15

I am creating density plots with kde2d (MASS) on lat and lon data. I would like to know which points from the original data are within a specific contour.

I create 90% and 50% contours using two approaches. I want to know which points are within the 90% contour and which points are within the 50% contour. The points in the 90% contour will contain all of those within the 50% contour. The final step is to find the points within the 90% contour that are not within the 50% contour (I do not necessarily need help with this step).

# bw = data of 2 cols (lat and lon) and 363 rows
# two versions to do this: 
# would ideally like to use the second version (with ggplot2)

# version 1 (without ggplot2) 
library(MASS)
x <- bw$lon
y <- bw$lat
dens <- kde2d(x, y, n=200)

# the contours to plot
prob <- c(0.9, 0.5)
dx <- diff(dens$x[1:2])
dy <- diff(dens$y[1:2])
sz <- sort(dens$z)
c1 <- cumsum(sz) * dx * dy 
levels <- sapply(prob, function(x) { 
    approx(c1, sz, xout = 1 - x)$y
})
plot(x,y)
contour(dens, levels=levels, labels=prob, add=T)

And here is version 2 - using ggplot2. I would ideally like to use this version to find the points within the 90% and 50% contours.

# version 2 (with ggplot2)
getLevel <- function(x,y,prob) { 
    kk <- MASS::kde2d(x,y)
    dx <- diff(kk$x[1:2])
    dy <- diff(kk$y[1:2])
    sz <- sort(kk$z)
    c1 <- cumsum(sz) * dx * dy
    approx(c1, sz, xout = 1 - prob)$y
}

# 90 and 50% contours
L90 <- getLevel(bw$lon, bw$lat, 0.9)
L50 <- getLevel(bw$lon, bw$lat, 0.5)

kk <- MASS::kde2d(bw$lon, bw$lat)
dimnames(kk$z) <- list(kk$x, kk$y)
dc <- melt(kk$z)

p <- ggplot(dc, aes(x=Var1, y=Var2)) + geom_tile(aes(fill=value)) 
+ geom_contour(aes(z=value), breaks=L90, colour="red")
+ geom_contour(aes(z=value), breaks=L50, color="yellow")
+ ggtitle("90 (red) and 50 (yellow) contours of BW")

I create the plots with all of the lat and lon points plotted and 90% and 50% contours. I simply want to know how to extract the exact points that are within the 90% and 50% contours.

I have tried to find the z values (the elevation of the density plots from kde2d) that are associated with each row of lat and lon values but had no luck. I was also thinking I could add an ID column to the data to label each row and then somehow transfer that over after using melt(). Then I could simply subset the data that has values of z that match each contour I want and see which lat and lon they are compared to the original BW data based on the ID column.

Here is a picture of what I am talking about:

enter image description here

I want to know which red points are within the 50% contour (blue) and which are within the 90% contour (red).

Note: much of this code is from other questions.
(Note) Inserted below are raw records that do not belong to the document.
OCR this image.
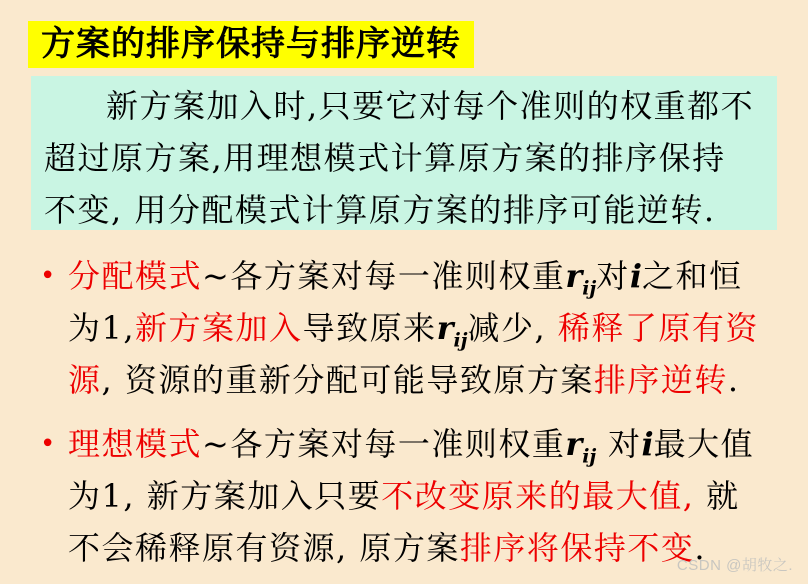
方案的排序保持与排序逆转
新方案加入时,只要它对每个准则的权重都不
超过原方案,用理想模式计算原方案的排序保持
不变, 用分配模式计算原方案的排序可能逆转.
• 分配模式~各方案对每一准则权重$r_{ij}$对i之和恒
为1,新方案加入导致原来$r_{ij}$减少, 稀释了原有资
源, 资源的重新分配可能导致原方案排序逆转.
• 理想模式~各方案对每一准则权重$r_{ij}$ 对i最大值
为1, 新方案加入只要不改变原来的最大值, 就
不会稀释原有资源, 原方案排序将保持不变.
CSDN @胡牧之.
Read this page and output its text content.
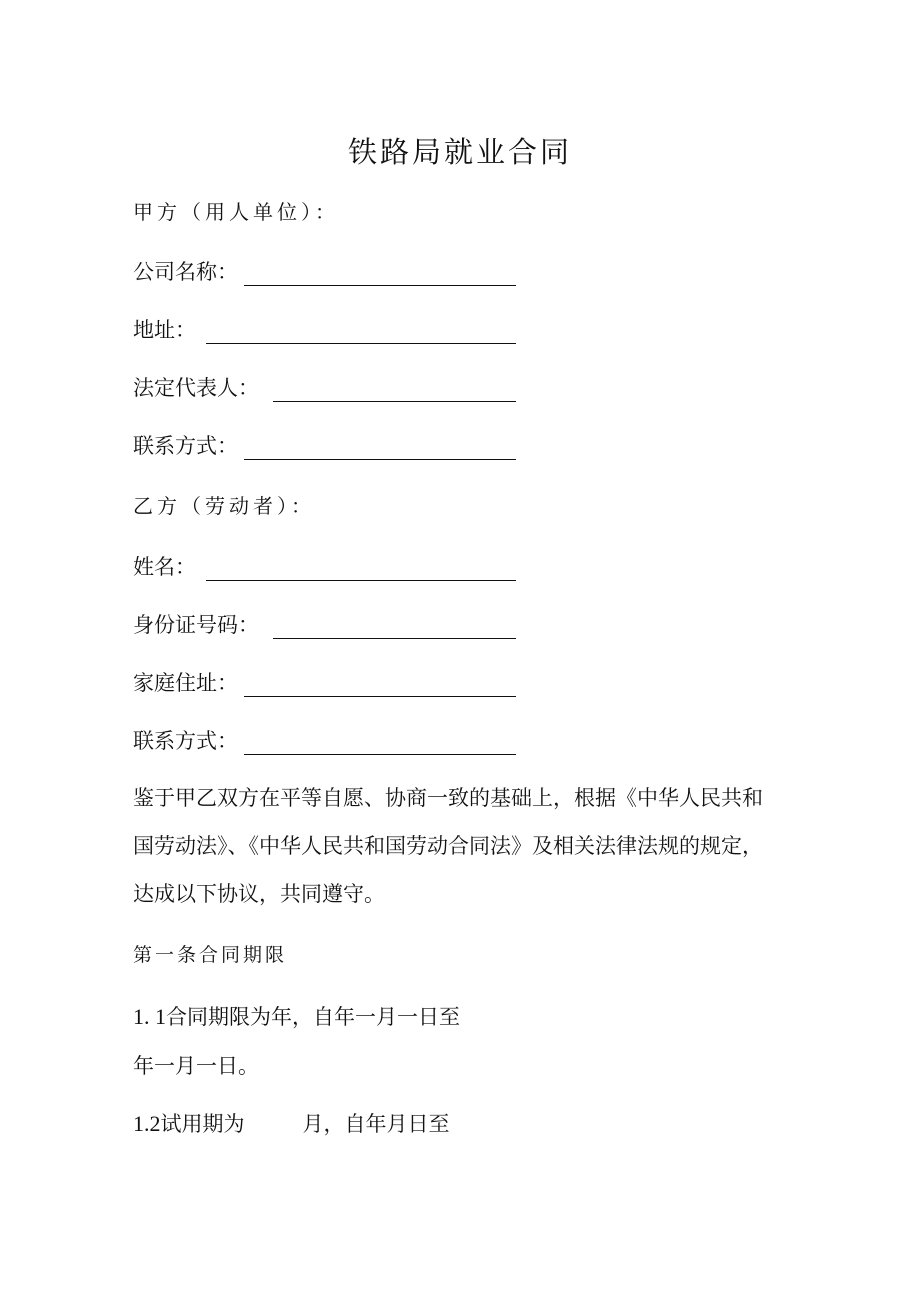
铁路局就业合同
甲方（用人单位）：
公司名称：
地址：
法定代表人：
联系方式：
乙方（劳动者）：
姓名：
身份证号码：
家庭住址：
联系方式：
鉴于甲乙双方在平等自愿、协商一致的基础上，根据《中华人民共和
国劳动法》、《中华人民共和国劳动合同法》及相关法律法规的规定，
达成以下协议，共同遵守。
第一条合同期限
1. 1合同期限为年，自年一月一日至
年一月一日。
1.2试用期为	月，自年月日至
Big shout-out to all those who contributed!

Machavity
  • 30,841
  • 27
  • 92
  • 100
squishy
  • 344
  • 3
  • 12
  • When you say "within the 90% and 50% contours" do you mean you want to know the lat/lon of all points for which the z-value is greater than 90% or 50% of all of the z values? – eipi10 May 28 '15 at 21:23
  • Edited in question - I want to find the red points that are within the 2 contour 'circles'. – squishy May 28 '15 at 21:26

2 Answers2

13

You can use point.in.polygon from sp

## Interactively check points
plot(bw)
identify(bw$lon, bw$lat, labels=paste("(", round(bw$lon,2), ",", round(bw$lat,2), ")"))

## Points within polygons
library(sp)
dens <- kde2d(x, y, n=200, lims=c(c(-73, -70), c(-13, -12)))  # don't clip the contour
ls <- contourLines(dens, level=levels)
inner <- point.in.polygon(bw$lon, bw$lat, ls[[2]]$x, ls[[2]]$y)
out <- point.in.polygon(bw$lon, bw$lat, ls[[1]]$x, ls[[1]]$y)

## Plot
bw$region <- factor(inner + out)
plot(lat ~ lon, col=region, data=bw, pch=15)
contour(dens, levels=levels, labels=prob, add=T)

enter image description here

Rorschach
  • 31,301
  • 5
  • 78
  • 129
  • Awesome! Simple and to the point. The answer is so obvious now with point.in.polygon. Super informative. – squishy May 29 '15 at 01:17
  • @jenesaisquoi,if I want to use the code to find whether a new pair of points falls within a 95% contour, what would I need to do? – user1560215 Mar 10 '17 at 14:10
5

I think this is the best way I can think of. This uses a trick to convert the contour lines to SpatialLinesDataFrame objects using the ContourLines2SLDF() function from the maptools package. Then I use a trick outlined in Bivand, et al.'s Applied Spatial Data Analysis with R for converting the SpatialLinesDataFrame object to SpatialPolygons. These can then be used with the over() function to extract points within each contour polygon:

##  Simulate some lat/lon data:
x <- rnorm(363, 45, 10)
y <- rnorm(363, 45, 10)

##  Version 1 (without ggplot2):
library(MASS)
dens <- kde2d(x, y, n=200)

##  The contours to plot:
prob <- c(0.9, 0.5)
dx <- diff(dens$x[1:2])
dy <- diff(dens$y[1:2])
sz <- sort(dens$z)
c1 <- cumsum(sz) * dx * dy 
levels <- sapply(prob, function(x) { 
    approx(c1, sz, xout = 1 - x)$y
})
plot(x,y)
contour(dens, levels=levels, labels=prob, add=T)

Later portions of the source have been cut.